Advertisement

Banks Ease Lending Standards to Thrive

Share
From Bloomberg News

U.S. banks, faced with rising mortgage competition as home sales advance, eased lending standards for the first time in 11 years, the Office of the Comptroller of the Currency said Thursday.

“We see an increase in the easing of underwriting for both real estate and commercial products,” said Barbara Grunkemeyer, the agency’s deputy comptroller for credit risk. “The banks can take on a little more risk because their portfolios are in good condition.”

Existing home sales rose 2.7% in June, according to a report this week from the National Assn. of Realtors. The median home-sale price rose to $219,000 from $206,000 in May, a 6.3% jump that was the biggest on record. Still, as banks lowered their standards to compete with alternative forms of financing, they created additional risk in their portfolios.

Advertisement

“Ambitious growth goals in a highly competitive market can create an environment that fosters imprudent credit decisions,” Grunkemeyer said. “Higher credit limits and loan-to-value ratios, lower credit scores, lower minimum payments, more revolving debt, less documentation and verification, and lengthening amortizations have introduced more risk to retail portfolios.”

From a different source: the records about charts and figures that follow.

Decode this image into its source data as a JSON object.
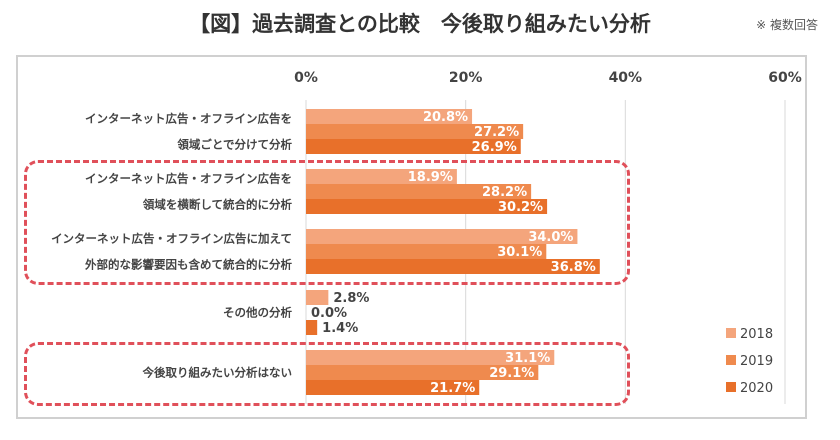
{
  "title": "【図】過去調査との比較　今後取り組みたい分析",
  "note": "※ 複数回答",
  "chart_data": {
    "type": "bar",
    "orientation": "horizontal",
    "title": "【図】過去調査との比較　今後取り組みたい分析",
    "categories": [
      [
        "インターネット広告・オフライン広告を",
        "領域ごとで分けて分析"
      ],
      [
        "インターネット広告・オフライン広告を",
        "領域を横断して統合的に分析"
      ],
      [
        "インターネット広告・オフライン広告に加えて",
        "外部的な影響要因も含めて統合的に分析"
      ],
      [
        "その他の分析"
      ],
      [
        "今後取り組みたい分析はない"
      ]
    ],
    "series": [
      {
        "name": "2018",
        "color": "#f4a57c",
        "values": [
          20.8,
          18.9,
          34.0,
          2.8,
          31.1
        ]
      },
      {
        "name": "2019",
        "color": "#ef8a4e",
        "values": [
          27.2,
          28.2,
          30.1,
          0.0,
          29.1
        ]
      },
      {
        "name": "2020",
        "color": "#e8702a",
        "values": [
          26.9,
          30.2,
          36.8,
          1.4,
          21.7
        ]
      }
    ],
    "xlim": [
      0,
      60
    ],
    "xticks": [
      "0%",
      "20%",
      "40%",
      "60%"
    ],
    "grid": true,
    "legend": "bottom-right",
    "highlighted_categories": [
      1,
      2,
      4
    ]
  }
}
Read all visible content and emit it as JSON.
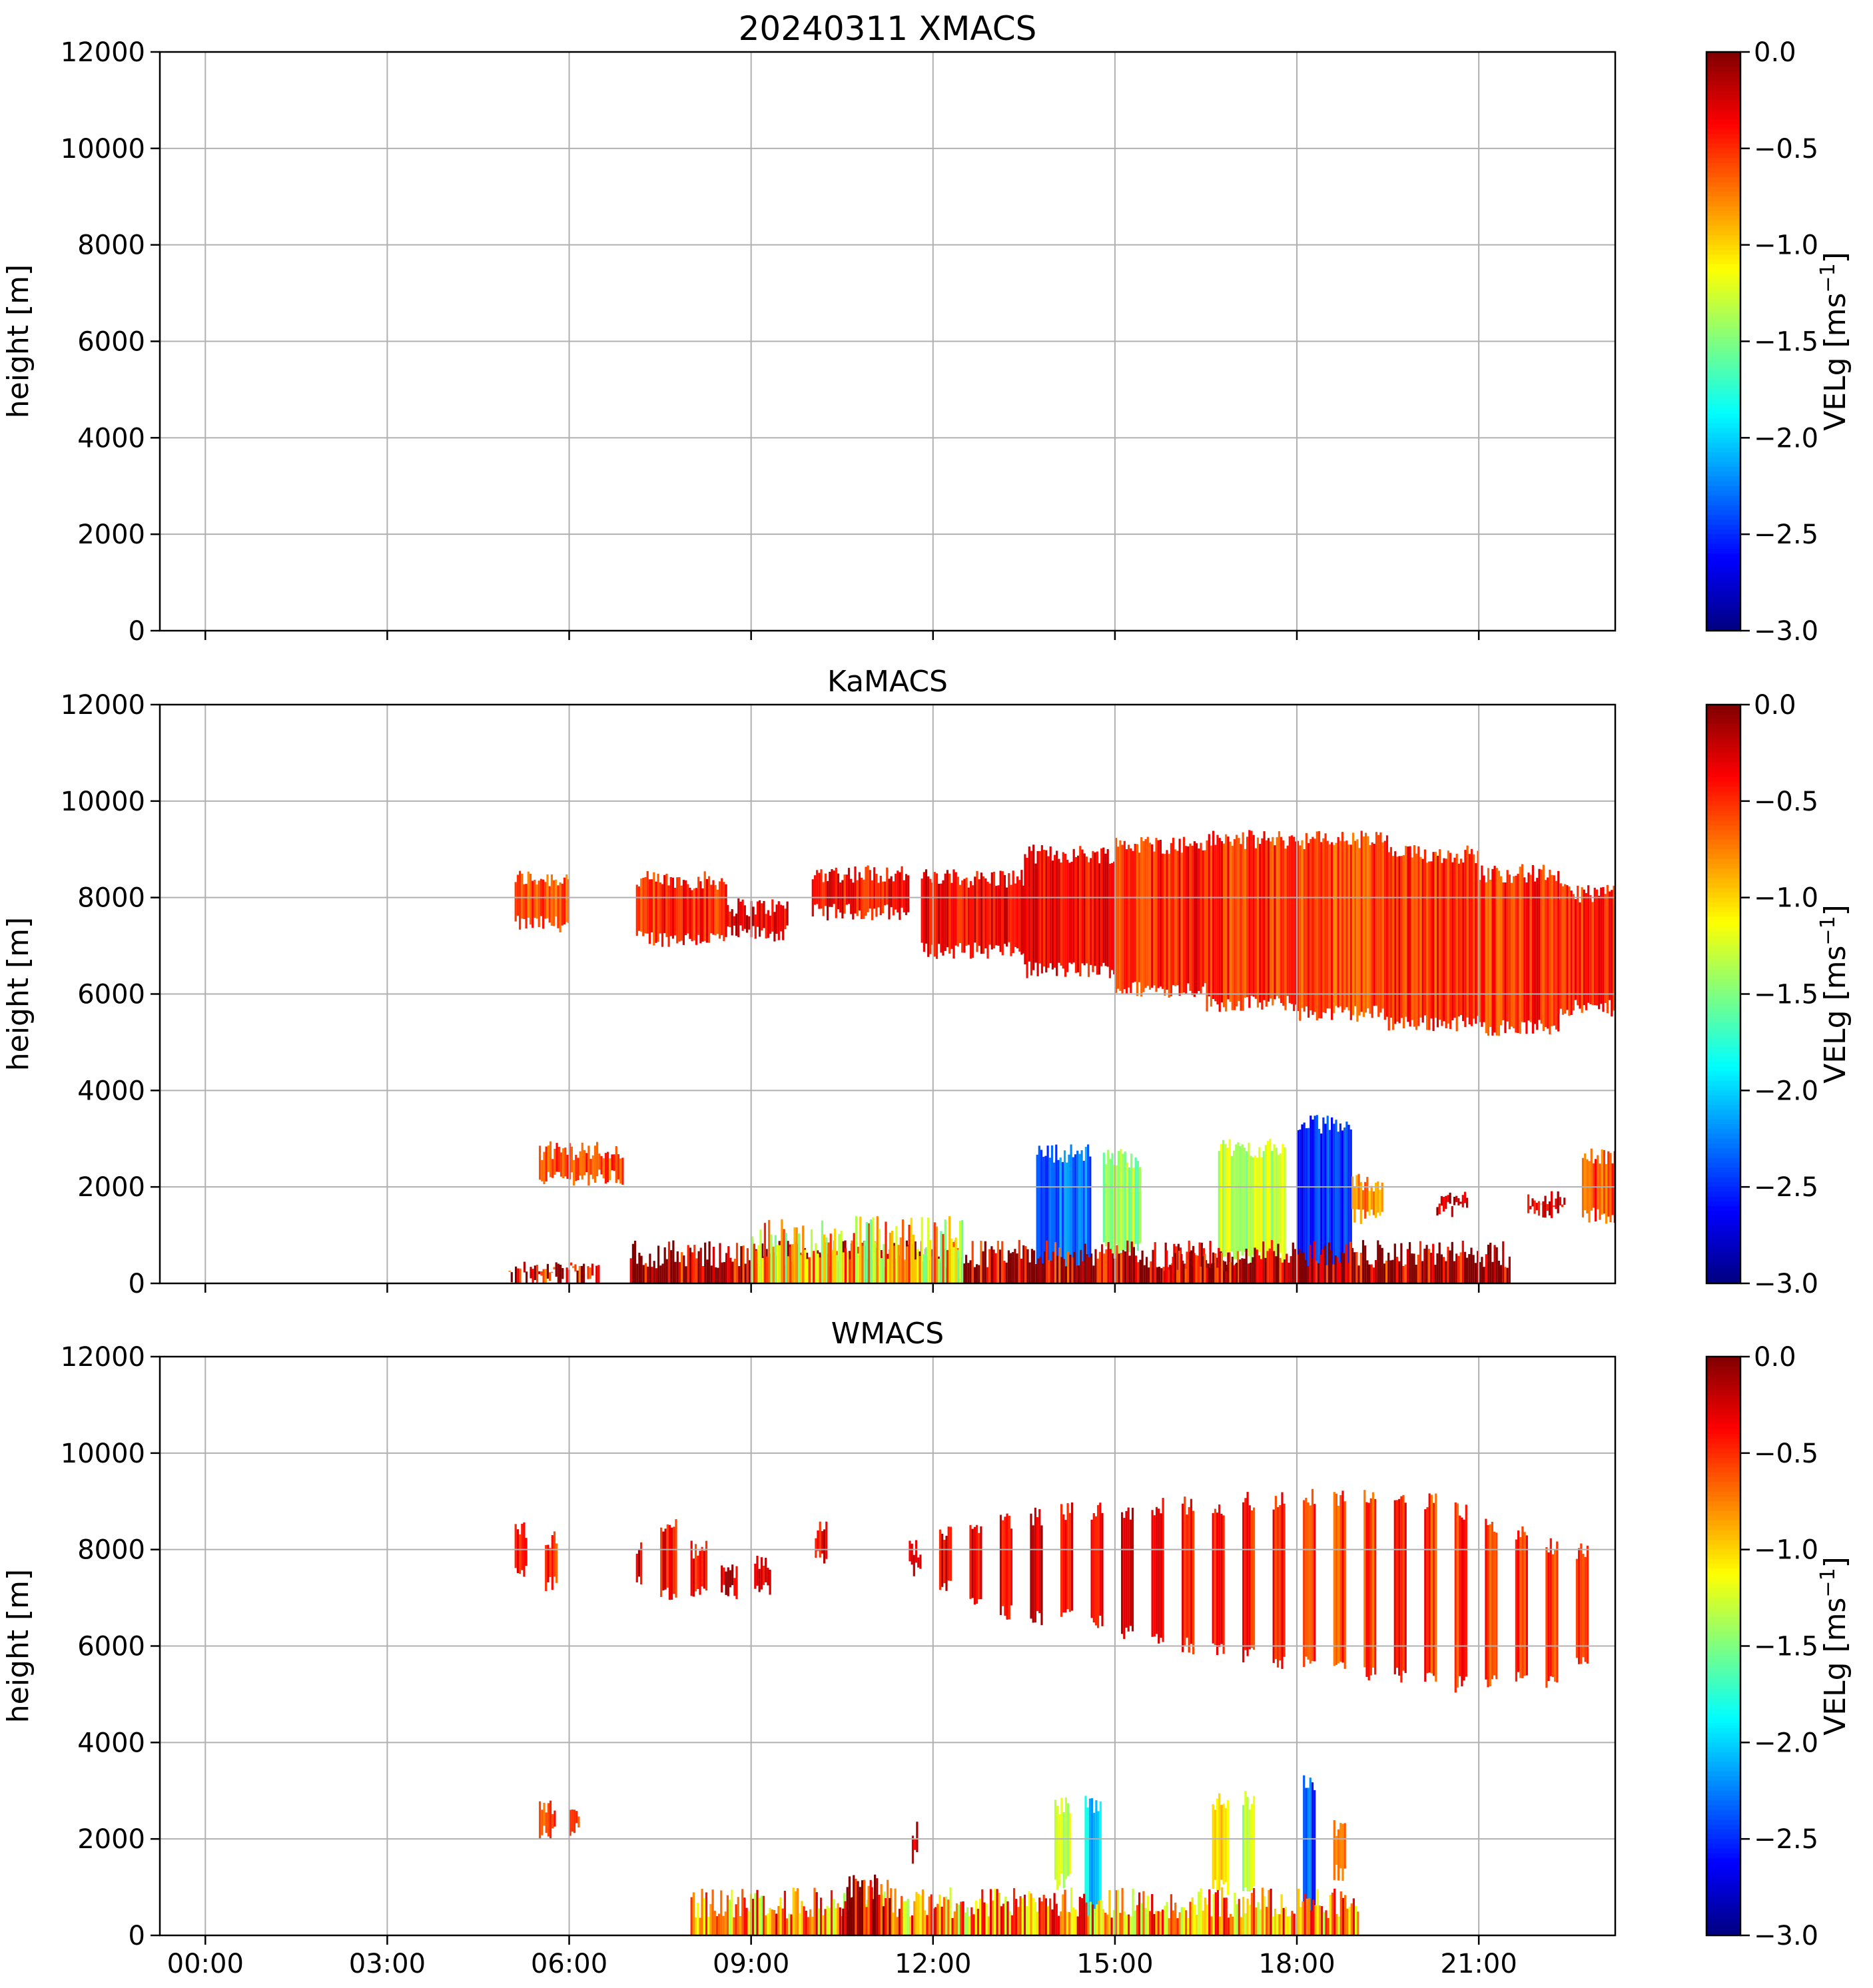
{
  "figure": {
    "title": "20240311 XMACS",
    "colors": {
      "background": "#ffffff",
      "grid": "#b0b0b0",
      "axis": "#000000",
      "colormap": "jet"
    }
  },
  "chart_data": [
    {
      "type": "heatmap",
      "title": "20240311 XMACS",
      "xlabel": "",
      "ylabel": "height [m]",
      "xlim": [
        "-00:45",
        "23:15"
      ],
      "ylim": [
        0,
        12000
      ],
      "x_ticks": [
        "00:00",
        "03:00",
        "06:00",
        "09:00",
        "12:00",
        "15:00",
        "18:00",
        "21:00"
      ],
      "x_ticklabels_visible": false,
      "y_ticks": [
        "0",
        "2000",
        "4000",
        "6000",
        "8000",
        "10000",
        "12000"
      ],
      "grid": true,
      "colorbar": {
        "label": "VELg [ms",
        "label_superscript": "−1",
        "label_suffix": "]",
        "range": [
          -3.0,
          0.0
        ],
        "ticks": [
          "0.0",
          "−0.5",
          "−1.0",
          "−1.5",
          "−2.0",
          "−2.5",
          "−3.0"
        ],
        "colormap": "jet"
      },
      "features": []
    },
    {
      "type": "heatmap",
      "title": "KaMACS",
      "xlabel": "",
      "ylabel": "height [m]",
      "xlim": [
        "-00:45",
        "23:15"
      ],
      "ylim": [
        0,
        12000
      ],
      "x_ticks": [
        "00:00",
        "03:00",
        "06:00",
        "09:00",
        "12:00",
        "15:00",
        "18:00",
        "21:00"
      ],
      "x_ticklabels_visible": false,
      "y_ticks": [
        "0",
        "2000",
        "4000",
        "6000",
        "8000",
        "10000",
        "12000"
      ],
      "grid": true,
      "colorbar": {
        "label": "VELg [ms",
        "label_superscript": "−1",
        "label_suffix": "]",
        "range": [
          -3.0,
          0.0
        ],
        "ticks": [
          "0.0",
          "−0.5",
          "−1.0",
          "−1.5",
          "−2.0",
          "−2.5",
          "−3.0"
        ],
        "colormap": "jet"
      },
      "features": [
        {
          "kind": "cloud",
          "t0": 5.1,
          "t1": 6.0,
          "bottom": 7450,
          "top": 8400,
          "vel": -0.6
        },
        {
          "kind": "cloud",
          "t0": 7.1,
          "t1": 8.6,
          "bottom": 7150,
          "top": 8350,
          "vel": -0.5
        },
        {
          "kind": "cloud",
          "t0": 8.6,
          "t1": 9.6,
          "bottom": 7250,
          "top": 7800,
          "vel": -0.3
        },
        {
          "kind": "cloud",
          "t0": 10.0,
          "t1": 11.6,
          "bottom": 7700,
          "top": 8500,
          "vel": -0.4
        },
        {
          "kind": "cloud",
          "t0": 11.8,
          "t1": 13.5,
          "bottom": 6900,
          "top": 8400,
          "vel": -0.35
        },
        {
          "kind": "cloud",
          "t0": 13.5,
          "t1": 15.0,
          "bottom": 6500,
          "top": 8900,
          "vel": -0.4
        },
        {
          "kind": "cloud",
          "t0": 15.0,
          "t1": 16.5,
          "bottom": 6100,
          "top": 9100,
          "vel": -0.45
        },
        {
          "kind": "cloud",
          "t0": 16.5,
          "t1": 18.0,
          "bottom": 5800,
          "top": 9200,
          "vel": -0.5
        },
        {
          "kind": "cloud",
          "t0": 18.0,
          "t1": 19.5,
          "bottom": 5600,
          "top": 9200,
          "vel": -0.55
        },
        {
          "kind": "cloud",
          "t0": 19.5,
          "t1": 21.0,
          "bottom": 5400,
          "top": 8900,
          "vel": -0.5
        },
        {
          "kind": "cloud",
          "t0": 21.0,
          "t1": 22.3,
          "bottom": 5300,
          "top": 8500,
          "vel": -0.5
        },
        {
          "kind": "cloud",
          "t0": 22.3,
          "t1": 23.25,
          "bottom": 5700,
          "top": 8100,
          "vel": -0.45
        },
        {
          "kind": "cloud",
          "t0": 5.5,
          "t1": 6.9,
          "bottom": 2200,
          "top": 2750,
          "vel": -0.6
        },
        {
          "kind": "cloud",
          "t0": 13.7,
          "t1": 14.6,
          "bottom": 0,
          "top": 2700,
          "vel": -2.3
        },
        {
          "kind": "cloud",
          "t0": 14.8,
          "t1": 15.4,
          "bottom": 700,
          "top": 2600,
          "vel": -1.4
        },
        {
          "kind": "cloud",
          "t0": 16.7,
          "t1": 17.8,
          "bottom": 500,
          "top": 2800,
          "vel": -1.3
        },
        {
          "kind": "cloud",
          "t0": 18.0,
          "t1": 18.9,
          "bottom": 0,
          "top": 3300,
          "vel": -2.5
        },
        {
          "kind": "cloud",
          "t0": 18.9,
          "t1": 19.4,
          "bottom": 1400,
          "top": 2100,
          "vel": -0.8
        },
        {
          "kind": "cloud",
          "t0": 22.7,
          "t1": 23.25,
          "bottom": 1400,
          "top": 2600,
          "vel": -0.6
        },
        {
          "kind": "cloud",
          "t0": 20.3,
          "t1": 20.8,
          "bottom": 1550,
          "top": 1750,
          "vel": -0.2
        },
        {
          "kind": "cloud",
          "t0": 21.8,
          "t1": 22.4,
          "bottom": 1500,
          "top": 1800,
          "vel": -0.3
        },
        {
          "kind": "low",
          "t0": 7.0,
          "t1": 21.5,
          "bottom": 0,
          "top": 900,
          "vel": -0.1
        },
        {
          "kind": "low",
          "t0": 9.0,
          "t1": 12.5,
          "bottom": 0,
          "top": 1400,
          "vel": -1.0
        },
        {
          "kind": "low",
          "t0": 15.8,
          "t1": 17.0,
          "bottom": 0,
          "top": 700,
          "vel": -0.2
        },
        {
          "kind": "low",
          "t0": 5.0,
          "t1": 6.5,
          "bottom": 100,
          "top": 450,
          "vel": -0.2
        }
      ]
    },
    {
      "type": "heatmap",
      "title": "WMACS",
      "xlabel": "",
      "ylabel": "height [m]",
      "xlim": [
        "-00:45",
        "23:15"
      ],
      "ylim": [
        0,
        12000
      ],
      "x_ticks": [
        "00:00",
        "03:00",
        "06:00",
        "09:00",
        "12:00",
        "15:00",
        "18:00",
        "21:00"
      ],
      "x_ticklabels_visible": true,
      "y_ticks": [
        "0",
        "2000",
        "4000",
        "6000",
        "8000",
        "10000",
        "12000"
      ],
      "grid": true,
      "colorbar": {
        "label": "VELg [ms",
        "label_superscript": "−1",
        "label_suffix": "]",
        "range": [
          -3.0,
          0.0
        ],
        "ticks": [
          "0.0",
          "−0.5",
          "−1.0",
          "−1.5",
          "−2.0",
          "−2.5",
          "−3.0"
        ],
        "colormap": "jet"
      },
      "features": [
        {
          "kind": "cloud",
          "t0": 5.1,
          "t1": 5.3,
          "bottom": 7600,
          "top": 8400,
          "vel": -0.5
        },
        {
          "kind": "cloud",
          "t0": 5.6,
          "t1": 5.8,
          "bottom": 7300,
          "top": 8200,
          "vel": -0.5
        },
        {
          "kind": "cloud",
          "t0": 7.1,
          "t1": 7.2,
          "bottom": 7300,
          "top": 8100,
          "vel": -0.3
        },
        {
          "kind": "cloud",
          "t0": 7.5,
          "t1": 7.75,
          "bottom": 7100,
          "top": 8500,
          "vel": -0.4
        },
        {
          "kind": "cloud",
          "t0": 8.0,
          "t1": 8.25,
          "bottom": 7100,
          "top": 8000,
          "vel": -0.4
        },
        {
          "kind": "cloud",
          "t0": 8.5,
          "t1": 8.75,
          "bottom": 7100,
          "top": 7600,
          "vel": -0.2
        },
        {
          "kind": "cloud",
          "t0": 9.05,
          "t1": 9.3,
          "bottom": 7200,
          "top": 7700,
          "vel": -0.3
        },
        {
          "kind": "cloud",
          "t0": 10.05,
          "t1": 10.25,
          "bottom": 7800,
          "top": 8400,
          "vel": -0.3
        },
        {
          "kind": "cloud",
          "t0": 11.6,
          "t1": 11.8,
          "bottom": 7600,
          "top": 8000,
          "vel": -0.3
        },
        {
          "kind": "cloud",
          "t0": 12.1,
          "t1": 12.3,
          "bottom": 7300,
          "top": 8300,
          "vel": -0.3
        },
        {
          "kind": "cloud",
          "t0": 12.6,
          "t1": 12.8,
          "bottom": 6900,
          "top": 8400,
          "vel": -0.3
        },
        {
          "kind": "cloud",
          "t0": 13.1,
          "t1": 13.3,
          "bottom": 6700,
          "top": 8600,
          "vel": -0.3
        },
        {
          "kind": "cloud",
          "t0": 13.6,
          "t1": 13.8,
          "bottom": 6600,
          "top": 8700,
          "vel": -0.3
        },
        {
          "kind": "cloud",
          "t0": 14.1,
          "t1": 14.3,
          "bottom": 6600,
          "top": 8800,
          "vel": -0.3
        },
        {
          "kind": "cloud",
          "t0": 14.6,
          "t1": 14.8,
          "bottom": 6500,
          "top": 8800,
          "vel": -0.3
        },
        {
          "kind": "cloud",
          "t0": 15.1,
          "t1": 15.3,
          "bottom": 6300,
          "top": 8800,
          "vel": -0.35
        },
        {
          "kind": "cloud",
          "t0": 15.6,
          "t1": 15.8,
          "bottom": 6100,
          "top": 8900,
          "vel": -0.35
        },
        {
          "kind": "cloud",
          "t0": 16.1,
          "t1": 16.3,
          "bottom": 6000,
          "top": 8900,
          "vel": -0.4
        },
        {
          "kind": "cloud",
          "t0": 16.6,
          "t1": 16.8,
          "bottom": 5900,
          "top": 8900,
          "vel": -0.45
        },
        {
          "kind": "cloud",
          "t0": 17.1,
          "t1": 17.3,
          "bottom": 5800,
          "top": 9000,
          "vel": -0.5
        },
        {
          "kind": "cloud",
          "t0": 17.6,
          "t1": 17.8,
          "bottom": 5700,
          "top": 9000,
          "vel": -0.5
        },
        {
          "kind": "cloud",
          "t0": 18.1,
          "t1": 18.3,
          "bottom": 5700,
          "top": 9100,
          "vel": -0.55
        },
        {
          "kind": "cloud",
          "t0": 18.6,
          "t1": 18.8,
          "bottom": 5600,
          "top": 9100,
          "vel": -0.55
        },
        {
          "kind": "cloud",
          "t0": 19.1,
          "t1": 19.3,
          "bottom": 5400,
          "top": 9100,
          "vel": -0.55
        },
        {
          "kind": "cloud",
          "t0": 19.6,
          "t1": 19.8,
          "bottom": 5400,
          "top": 9000,
          "vel": -0.5
        },
        {
          "kind": "cloud",
          "t0": 20.1,
          "t1": 20.3,
          "bottom": 5300,
          "top": 9000,
          "vel": -0.5
        },
        {
          "kind": "cloud",
          "t0": 20.6,
          "t1": 20.8,
          "bottom": 5200,
          "top": 8800,
          "vel": -0.5
        },
        {
          "kind": "cloud",
          "t0": 21.1,
          "t1": 21.3,
          "bottom": 5300,
          "top": 8500,
          "vel": -0.5
        },
        {
          "kind": "cloud",
          "t0": 21.6,
          "t1": 21.8,
          "bottom": 5300,
          "top": 8300,
          "vel": -0.5
        },
        {
          "kind": "cloud",
          "t0": 22.1,
          "t1": 22.3,
          "bottom": 5300,
          "top": 8100,
          "vel": -0.5
        },
        {
          "kind": "cloud",
          "t0": 22.6,
          "t1": 22.8,
          "bottom": 5600,
          "top": 8000,
          "vel": -0.45
        },
        {
          "kind": "cloud",
          "t0": 5.5,
          "t1": 5.75,
          "bottom": 2100,
          "top": 2700,
          "vel": -0.6
        },
        {
          "kind": "cloud",
          "t0": 6.0,
          "t1": 6.15,
          "bottom": 2200,
          "top": 2600,
          "vel": -0.6
        },
        {
          "kind": "cloud",
          "t0": 14.0,
          "t1": 14.25,
          "bottom": 1100,
          "top": 2700,
          "vel": -1.2
        },
        {
          "kind": "cloud",
          "t0": 14.5,
          "t1": 14.75,
          "bottom": 0,
          "top": 2700,
          "vel": -2.0
        },
        {
          "kind": "cloud",
          "t0": 16.6,
          "t1": 16.85,
          "bottom": 1000,
          "top": 2800,
          "vel": -1.0
        },
        {
          "kind": "cloud",
          "t0": 17.1,
          "t1": 17.3,
          "bottom": 1000,
          "top": 2800,
          "vel": -1.3
        },
        {
          "kind": "cloud",
          "t0": 18.1,
          "t1": 18.3,
          "bottom": 0,
          "top": 3200,
          "vel": -2.4
        },
        {
          "kind": "cloud",
          "t0": 18.6,
          "t1": 18.8,
          "bottom": 1300,
          "top": 2200,
          "vel": -0.7
        },
        {
          "kind": "cloud",
          "t0": 11.65,
          "t1": 11.75,
          "bottom": 1600,
          "top": 2200,
          "vel": -0.3
        },
        {
          "kind": "low",
          "t0": 8.0,
          "t1": 19.0,
          "bottom": 0,
          "top": 1000,
          "vel": -0.8
        },
        {
          "kind": "low",
          "t0": 10.5,
          "t1": 11.3,
          "bottom": 0,
          "top": 1400,
          "vel": -0.2
        }
      ]
    }
  ]
}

According to the survey, 28% of the banks reported easing their mortgage lending standards, 52% didn’t change, and only 10% tightened them. In the 2004 survey, the percentage of banks lowering their borrowing requirements was 13%, the same as those tightening them.

The comptroller’s annual survey of underwriting, released in Washington, showed that banks also eased standards for commercial loans during the last year. The regulator, which oversees nationally chartered banks, surveyed the largest 71 institutions, including Bank of America Corp., Wells Fargo & Co. and Citigroup Inc., whose $2.9 trillion of loans represent 90% of outstanding national bank loans.

The healthy economy has made it more probable that companies will seek out other forms of financing besides bank loans. That in turn forced banks to lower their standards to lure more customers.

“There’s a lot of liquidity in the marketplace, and banks are having to compete for these deals,” said Keith Leggett, a senior economist at the American Bankers Assn. “A lot of corporations, at least over the last year, have been able to really internally finance a lot of their expansions.”